Well guys, the time has come to thank all of you for your replies.  I tried many of the solutions and ended up with the alcohol.  I just put it in a spray bottle and after a few squirts the glass is clean as new.  I know, glass may not be the best idea.  BUT, I like to see what's going on. 

Again, thanks to all.


----------



## johnmeyer (Feb 14, 2017)

I just repaired a friend's MES. The door hadn't been done in ages. It took awhile for the alcohol to work, but I tipped the smoker on its right side so I could lay the door flat (it was open). I then squirted enough alcohol on the window so it covered the window (it doesn't take much because its low surface tension lets it spread out quickly and easily). After 5-10 minutes I wiped it up. Easy.

Then, to make sure the smoker was really fixed, I did a few smokes. It took only about twenty seconds after each smoke to get the glass squeaky clean (literally).

I also did the light cover and outlet vent as well.


----------



## Bearcarver (Feb 14, 2017)

If it gets real bad, I use a Razor Blade scraper, like a "Widget".
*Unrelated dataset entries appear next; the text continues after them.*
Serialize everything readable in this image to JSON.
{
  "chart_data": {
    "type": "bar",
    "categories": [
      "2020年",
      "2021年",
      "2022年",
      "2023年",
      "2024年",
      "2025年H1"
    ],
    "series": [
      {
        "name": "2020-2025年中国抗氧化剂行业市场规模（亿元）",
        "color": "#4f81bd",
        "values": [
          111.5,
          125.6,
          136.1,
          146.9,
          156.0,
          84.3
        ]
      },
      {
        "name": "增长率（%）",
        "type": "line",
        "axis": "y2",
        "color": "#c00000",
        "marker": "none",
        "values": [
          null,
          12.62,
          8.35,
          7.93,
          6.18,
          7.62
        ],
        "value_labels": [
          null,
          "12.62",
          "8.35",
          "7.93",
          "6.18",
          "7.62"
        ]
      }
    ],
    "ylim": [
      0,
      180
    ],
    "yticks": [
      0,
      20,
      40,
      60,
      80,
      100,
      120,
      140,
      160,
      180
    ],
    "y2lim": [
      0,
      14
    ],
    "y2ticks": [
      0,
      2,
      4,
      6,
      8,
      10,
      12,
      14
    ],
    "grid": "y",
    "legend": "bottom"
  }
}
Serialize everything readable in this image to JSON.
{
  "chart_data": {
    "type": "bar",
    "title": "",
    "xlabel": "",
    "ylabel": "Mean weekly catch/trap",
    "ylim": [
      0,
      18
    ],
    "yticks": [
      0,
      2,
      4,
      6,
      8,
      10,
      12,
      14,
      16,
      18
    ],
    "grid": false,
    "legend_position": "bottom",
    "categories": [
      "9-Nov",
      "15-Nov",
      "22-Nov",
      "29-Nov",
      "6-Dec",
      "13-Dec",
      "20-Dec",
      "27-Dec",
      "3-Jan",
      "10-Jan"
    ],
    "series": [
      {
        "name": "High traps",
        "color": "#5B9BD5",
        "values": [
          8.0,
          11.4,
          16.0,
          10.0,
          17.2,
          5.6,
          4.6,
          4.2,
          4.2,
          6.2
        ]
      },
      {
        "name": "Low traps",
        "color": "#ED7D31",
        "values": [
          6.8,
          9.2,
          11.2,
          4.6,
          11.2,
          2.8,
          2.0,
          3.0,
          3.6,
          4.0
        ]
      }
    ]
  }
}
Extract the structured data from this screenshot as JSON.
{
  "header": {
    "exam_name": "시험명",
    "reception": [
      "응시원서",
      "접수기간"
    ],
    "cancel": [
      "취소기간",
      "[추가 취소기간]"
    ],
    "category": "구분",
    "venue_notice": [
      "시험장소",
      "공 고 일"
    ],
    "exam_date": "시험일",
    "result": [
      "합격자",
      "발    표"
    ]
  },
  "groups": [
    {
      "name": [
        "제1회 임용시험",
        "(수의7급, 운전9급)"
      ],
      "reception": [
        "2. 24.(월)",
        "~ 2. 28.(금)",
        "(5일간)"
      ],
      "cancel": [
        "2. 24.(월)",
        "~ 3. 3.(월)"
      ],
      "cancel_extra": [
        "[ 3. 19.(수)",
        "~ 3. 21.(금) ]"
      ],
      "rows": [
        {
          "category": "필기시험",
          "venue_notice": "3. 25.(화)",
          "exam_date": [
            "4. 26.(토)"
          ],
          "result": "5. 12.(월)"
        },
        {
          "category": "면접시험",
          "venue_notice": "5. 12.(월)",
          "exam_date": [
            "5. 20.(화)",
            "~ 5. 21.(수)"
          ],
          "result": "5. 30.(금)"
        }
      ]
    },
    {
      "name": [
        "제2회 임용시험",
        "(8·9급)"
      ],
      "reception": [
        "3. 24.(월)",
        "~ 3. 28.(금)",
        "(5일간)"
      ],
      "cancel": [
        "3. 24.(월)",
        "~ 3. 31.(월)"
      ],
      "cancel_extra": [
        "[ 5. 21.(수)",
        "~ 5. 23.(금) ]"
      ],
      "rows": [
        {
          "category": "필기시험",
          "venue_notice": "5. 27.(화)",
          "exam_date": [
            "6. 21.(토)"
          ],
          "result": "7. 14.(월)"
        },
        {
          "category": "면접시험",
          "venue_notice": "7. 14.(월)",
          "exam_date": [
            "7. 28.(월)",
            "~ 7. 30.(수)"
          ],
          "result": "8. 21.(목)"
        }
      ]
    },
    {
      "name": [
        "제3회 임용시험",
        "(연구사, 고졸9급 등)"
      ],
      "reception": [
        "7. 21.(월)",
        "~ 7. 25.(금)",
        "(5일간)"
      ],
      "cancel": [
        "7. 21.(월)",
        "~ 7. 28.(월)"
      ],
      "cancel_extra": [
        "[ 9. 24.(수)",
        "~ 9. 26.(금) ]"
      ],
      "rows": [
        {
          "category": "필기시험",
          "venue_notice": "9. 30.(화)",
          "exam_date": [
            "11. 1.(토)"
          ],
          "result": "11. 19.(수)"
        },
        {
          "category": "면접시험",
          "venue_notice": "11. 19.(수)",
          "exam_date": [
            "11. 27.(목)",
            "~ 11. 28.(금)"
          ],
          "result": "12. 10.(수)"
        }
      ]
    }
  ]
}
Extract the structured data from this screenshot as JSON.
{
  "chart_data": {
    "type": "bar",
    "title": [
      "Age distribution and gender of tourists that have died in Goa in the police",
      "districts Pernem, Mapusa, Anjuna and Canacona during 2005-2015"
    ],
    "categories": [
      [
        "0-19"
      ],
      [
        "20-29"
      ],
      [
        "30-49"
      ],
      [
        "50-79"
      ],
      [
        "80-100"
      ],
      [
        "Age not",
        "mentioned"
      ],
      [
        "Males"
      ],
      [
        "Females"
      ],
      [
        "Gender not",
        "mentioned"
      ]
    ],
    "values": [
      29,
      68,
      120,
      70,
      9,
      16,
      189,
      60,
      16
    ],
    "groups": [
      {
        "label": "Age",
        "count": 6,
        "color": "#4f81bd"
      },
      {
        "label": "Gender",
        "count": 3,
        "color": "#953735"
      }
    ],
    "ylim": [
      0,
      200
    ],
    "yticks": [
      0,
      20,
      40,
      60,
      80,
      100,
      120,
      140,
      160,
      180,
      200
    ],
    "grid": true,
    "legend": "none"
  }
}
Then it's easy to clean using whatever cleaner you want to use.

Windex

Alcohol

*Wood stove Ashes & water on a Paper towel (Works Best!!)*

Bear


----------



## browneyesvictim (Feb 14, 2017)

Sigmo said:


> There's another thread about this subject on here somewhere. And a lot of different ideas.
> 
> What I've found to work well is a teaspoon or two of TSP in a cup of warm water on a rag.
> 
> ...


X2!

I bought a carton of that stuff a couple of years ago and have become a huge fan! Nothing is too greasy and gunky that it hasn't been able to clean. It will even break down and pull oil/grease stains out of brick and concrete. It is food safe, and can de-scale your coffee maker or whatever. Add a 1/2 Tsp to your dishwasher or even your laundry. I keep a mixed up bottle around. Mix 1/4 to 1/2 Cup to 2 Gallons of water. You can add a little bleach if you want, depending on your application. Best cleaner EVER!


----------



## pilch (Feb 14, 2017)

Love this forum.

"SEEK AND YE SHALL FIND"

Cheers from Down Under


----------



## slotown (Feb 20, 2017)

I bought this stuff at Sam's













spray.jpg



__ slotown
__ Feb 20, 2017






Decided to clean the glass, but didn't think it would work.  Goes on foamy, and as I watched it slide from the top down, all the brown gunk went with it.  Wiped the glass with a sponge with water.  I was done in less than 10 minutes.  Surprise surprise.


----------



## tropics (Feb 23, 2017)

I just cleaned mine after 3 smokes

​Used a spray of alcohol,a sheet of news paper

sprayed again paper towel













DSCN0280.JPG



__ tropics
__ Feb 23, 2017






Didn't take any more then 4 minutes

Richie


----------



## just george (Feb 23, 2017)

This is what I have found as well.  I just let it cool and then hit the glass with a few short spurts from a spray bottle.  The smoke stain will start to run down the glass.  I then hit it with about 4 paper towels and poof!  It's gone.  3 to 4 minuets and it's all over till the next time.


----------



## jl1103 (Aug 16, 2017)

I saw a video on line. I think it was 10 MES tips. The guy opened the door while smoking something, while it was hot and dripping the door whiped clean. It took no effort at all.


----------